The following plot fixes the main issues in the original.

Ideally, if my R coding skills were to a different standard, it would be desirable to display two parallel y-axis: -one with a standard population pyramid on the left, with sufficient definition to gain an understanding of the population values (scaled tick marks to best fit), and -on the right, an axis showcasing the percentage difference between genders, colour coded as if it was a stock price along time line chart.
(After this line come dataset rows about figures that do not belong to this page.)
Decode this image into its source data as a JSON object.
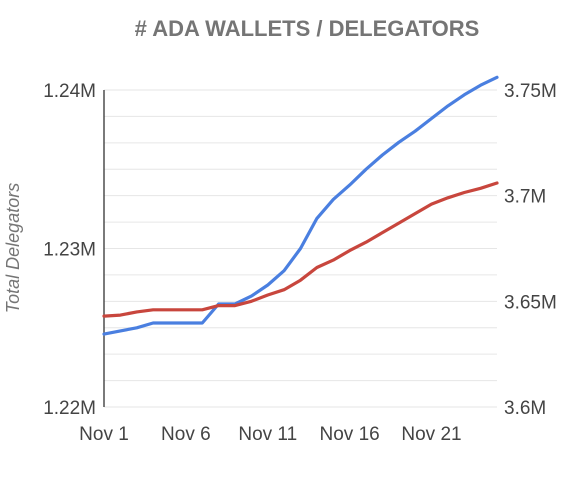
{
  "chart_data": {
    "type": "line",
    "title": "# ADA WALLETS / DELEGATORS",
    "xlabel": "",
    "ylabel": "Total Delegators",
    "y2label": "",
    "x_tick_labels": [
      "Nov 1",
      "Nov 6",
      "Nov 11",
      "Nov 16",
      "Nov 21"
    ],
    "y_tick_labels": [
      "1.22M",
      "1.23M",
      "1.24M"
    ],
    "y2_tick_labels": [
      "3.6M",
      "3.65M",
      "3.7M",
      "3.75M"
    ],
    "ylim": [
      1220000,
      1240000
    ],
    "y2lim": [
      3600000,
      3750000
    ],
    "xlim": [
      1,
      25
    ],
    "grid": true,
    "legend": "none",
    "x": [
      1,
      2,
      3,
      4,
      5,
      6,
      7,
      8,
      9,
      10,
      11,
      12,
      13,
      14,
      15,
      16,
      17,
      18,
      19,
      20,
      21,
      22,
      23,
      24,
      25
    ],
    "series": [
      {
        "color": "#4a7fe0",
        "axis": "left",
        "values": [
          1224600,
          1224800,
          1225000,
          1225300,
          1225300,
          1225300,
          1225300,
          1226500,
          1226500,
          1227000,
          1227700,
          1228600,
          1230000,
          1231900,
          1233100,
          1234000,
          1235000,
          1235900,
          1236700,
          1237400,
          1238200,
          1239000,
          1239700,
          1240300,
          1240800
        ]
      },
      {
        "color": "#c8463d",
        "axis": "right",
        "values": [
          3643000,
          3643500,
          3645000,
          3646000,
          3646000,
          3646000,
          3646000,
          3648000,
          3648000,
          3650000,
          3653000,
          3655500,
          3660000,
          3666000,
          3669500,
          3674000,
          3678000,
          3682500,
          3687000,
          3691500,
          3696000,
          3699000,
          3701500,
          3703500,
          3706000
        ]
      }
    ]
  }
}
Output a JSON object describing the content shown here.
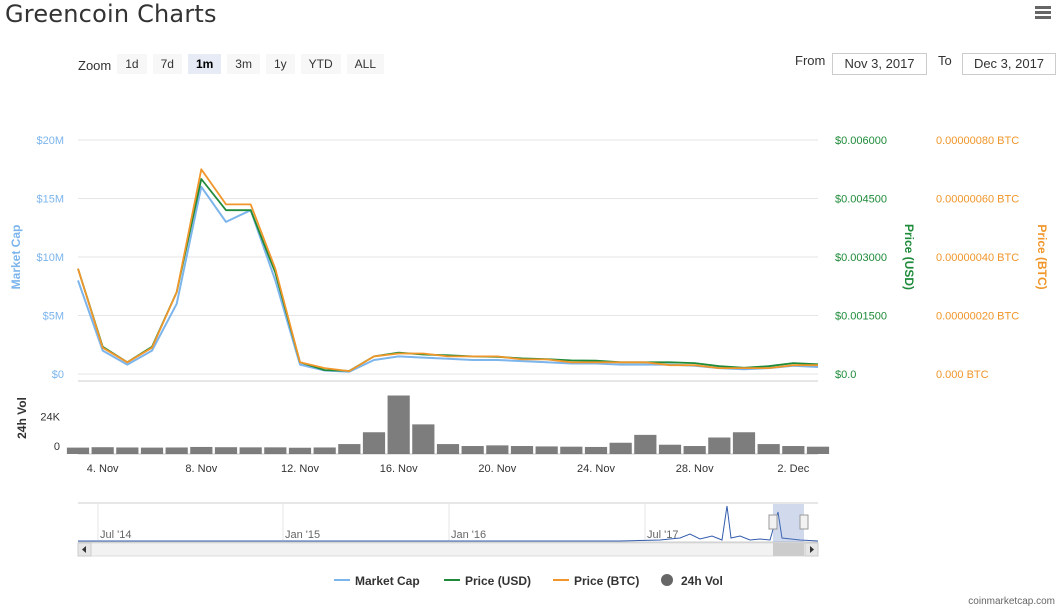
{
  "header": {
    "title": "Greencoin Charts",
    "menu_icon": "hamburger-menu-icon"
  },
  "zoom": {
    "label": "Zoom",
    "buttons": [
      "1d",
      "7d",
      "1m",
      "3m",
      "1y",
      "YTD",
      "ALL"
    ],
    "active": "1m"
  },
  "range": {
    "from_label": "From",
    "from_value": "Nov 3, 2017",
    "to_label": "To",
    "to_value": "Dec 3, 2017"
  },
  "colors": {
    "market_cap": "#7cb5ec",
    "price_usd": "#1f8b3a",
    "price_btc": "#f0962a",
    "volume": "#666666"
  },
  "chart_data": {
    "type": "line",
    "x": [
      "Nov 3",
      "Nov 4",
      "Nov 5",
      "Nov 6",
      "Nov 7",
      "Nov 8",
      "Nov 9",
      "Nov 10",
      "Nov 11",
      "Nov 12",
      "Nov 13",
      "Nov 14",
      "Nov 15",
      "Nov 16",
      "Nov 17",
      "Nov 18",
      "Nov 19",
      "Nov 20",
      "Nov 21",
      "Nov 22",
      "Nov 23",
      "Nov 24",
      "Nov 25",
      "Nov 26",
      "Nov 27",
      "Nov 28",
      "Nov 29",
      "Nov 30",
      "Dec 1",
      "Dec 2",
      "Dec 3"
    ],
    "series": [
      {
        "name": "Market Cap",
        "axis": "Market Cap",
        "values": [
          8000000,
          2000000,
          800000,
          2000000,
          6000000,
          16000000,
          13000000,
          14000000,
          8000000,
          800000,
          300000,
          200000,
          1200000,
          1500000,
          1400000,
          1300000,
          1200000,
          1200000,
          1100000,
          1000000,
          900000,
          900000,
          800000,
          800000,
          800000,
          700000,
          500000,
          400000,
          500000,
          700000,
          600000
        ]
      },
      {
        "name": "Price (USD)",
        "axis": "Price (USD)",
        "values": [
          0.0027,
          0.0007,
          0.0003,
          0.0007,
          0.0021,
          0.005,
          0.0042,
          0.0042,
          0.0026,
          0.0003,
          0.0001,
          8e-05,
          0.00045,
          0.00055,
          0.0005,
          0.00048,
          0.00045,
          0.00044,
          0.0004,
          0.00038,
          0.00035,
          0.00034,
          0.0003,
          0.0003,
          0.0003,
          0.00028,
          0.0002,
          0.00016,
          0.0002,
          0.00028,
          0.00025
        ]
      },
      {
        "name": "Price (BTC)",
        "axis": "Price (BTC)",
        "values": [
          3.6e-07,
          9e-08,
          4e-08,
          9e-08,
          2.8e-07,
          7e-07,
          5.8e-07,
          5.8e-07,
          3.6e-07,
          4e-08,
          2e-08,
          1e-08,
          6e-08,
          7e-08,
          7e-08,
          6e-08,
          6e-08,
          6e-08,
          5e-08,
          5e-08,
          4e-08,
          4e-08,
          4e-08,
          4e-08,
          3e-08,
          3e-08,
          2e-08,
          2e-08,
          2e-08,
          3e-08,
          3e-08
        ]
      },
      {
        "name": "24h Vol",
        "axis": "24h Vol",
        "type": "column",
        "values": [
          300,
          600,
          400,
          300,
          400,
          800,
          600,
          500,
          500,
          200,
          400,
          3000,
          12000,
          40000,
          18000,
          3000,
          1500,
          2000,
          1500,
          1200,
          1000,
          800,
          4000,
          10000,
          2500,
          1500,
          8000,
          12000,
          3000,
          1500,
          1000
        ]
      }
    ],
    "x_ticks": [
      "4. Nov",
      "8. Nov",
      "12. Nov",
      "16. Nov",
      "20. Nov",
      "24. Nov",
      "28. Nov",
      "2. Dec"
    ],
    "y_axes": {
      "market_cap": {
        "label": "Market Cap",
        "ticks": [
          "$0",
          "$5M",
          "$10M",
          "$15M",
          "$20M"
        ],
        "range": [
          0,
          20000000
        ]
      },
      "price_usd": {
        "label": "Price (USD)",
        "ticks": [
          "$0.0",
          "$0.001500",
          "$0.003000",
          "$0.004500",
          "$0.006000"
        ],
        "range": [
          0,
          0.006
        ]
      },
      "price_btc": {
        "label": "Price (BTC)",
        "ticks": [
          "0.000 BTC",
          "0.00000020 BTC",
          "0.00000040 BTC",
          "0.00000060 BTC",
          "0.00000080 BTC"
        ],
        "range": [
          0,
          8e-07
        ]
      },
      "volume": {
        "label": "24h Vol",
        "ticks": [
          "0",
          "24K"
        ],
        "range": [
          0,
          48000
        ]
      }
    },
    "navigator": {
      "ticks": [
        "Jul '14",
        "Jan '15",
        "Jan '16",
        "Jul '17"
      ]
    },
    "legend": {
      "placement": "bottom",
      "items": [
        "Market Cap",
        "Price (USD)",
        "Price (BTC)",
        "24h Vol"
      ]
    }
  },
  "credit": "coinmarketcap.com"
}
With a shared x-axis displaying population in millions and % diff

To solve the ability to compare between decades, a multi faceted approach could be the solution, although the amount of space required should be taken into consideration, there could be 15 visualisations after all, so perhaps a focusing in certain periods of time could help.

To solve the colour blindness issue, and to still utilise the intuitive colour correlation, which the majority of the population performs when they see Pink and Blue, adequate labeling is required in both vertical axis.